MCMC Sampling: Sampled 20000 chain states (5000 burnin samples) in 128.565 sec. Acceptance rate: 57.8%

where the acceptance rate in 57.8%. How can I make sure that I explored correctly the posterior distribution and I don't need a longer chain? Is an acceptance rate of 57.8% in line with a correct estimation or are there additional parameters that need to be tuned for this model?

Thanks! Francesco

johannesostner commented 3 years ago

Hello!

An acceptance rate of 57.8% is in line with what we usually see in a converged chain that explores the parameter space well. From our experience, a non-converged chain usually has an acceptance rate of less than 35%. Keep in mind that this is only a heuristic, but it is usually enough.

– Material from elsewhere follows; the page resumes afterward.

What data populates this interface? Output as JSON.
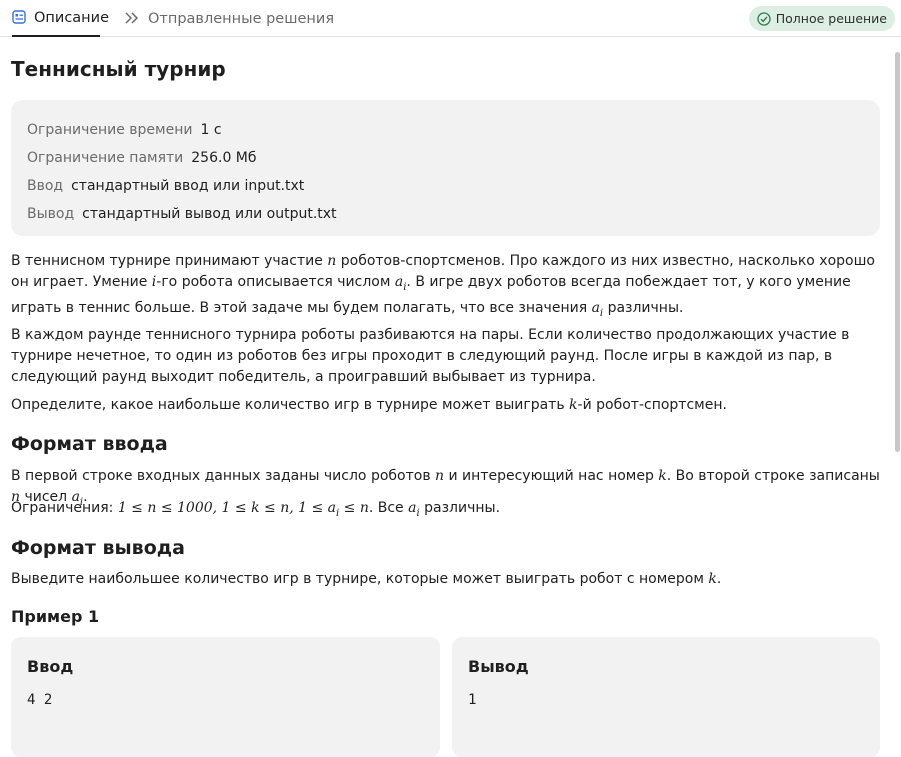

You can also visually assess the inference quality by the traceplots, as shown in our advanced tutorial, section "Diagnostics and plotting". Also, the result object you receive after running sample_hmc supports all other functionalities from arviz, which you may find useful.

fbrundu commented 3 years ago

Thanks for your reply. Do you think future versions of scCODA will provide additional diagnostics like posterior predictive checks, or more elaborate tutorials on diagnostics to make sure that the chains have converged, and the estimation has to be trusted? I think that it might help since some of the people that will use it might not fully understand the details and implications of this model. In particular, I noticed in a previous run (with the same parameters but different chain length) I get slightly different results regarding a credible effect for a specific cell type (I haven't been able to reproduce it consistently, unfortunately). It's totally fine if you don't plan to, but in any case, thank you for this work!

johannesostner commented 3 years ago

Thanks for these suggestions!

We plan to continuously develop and improve scCODA even after publication, and model diagnostics are one point that we want to address in the future. Most diagnostic tools (like R-hat) are only really meaningful when running multiple MCMC chains, so we will look into it again, once we get around to this.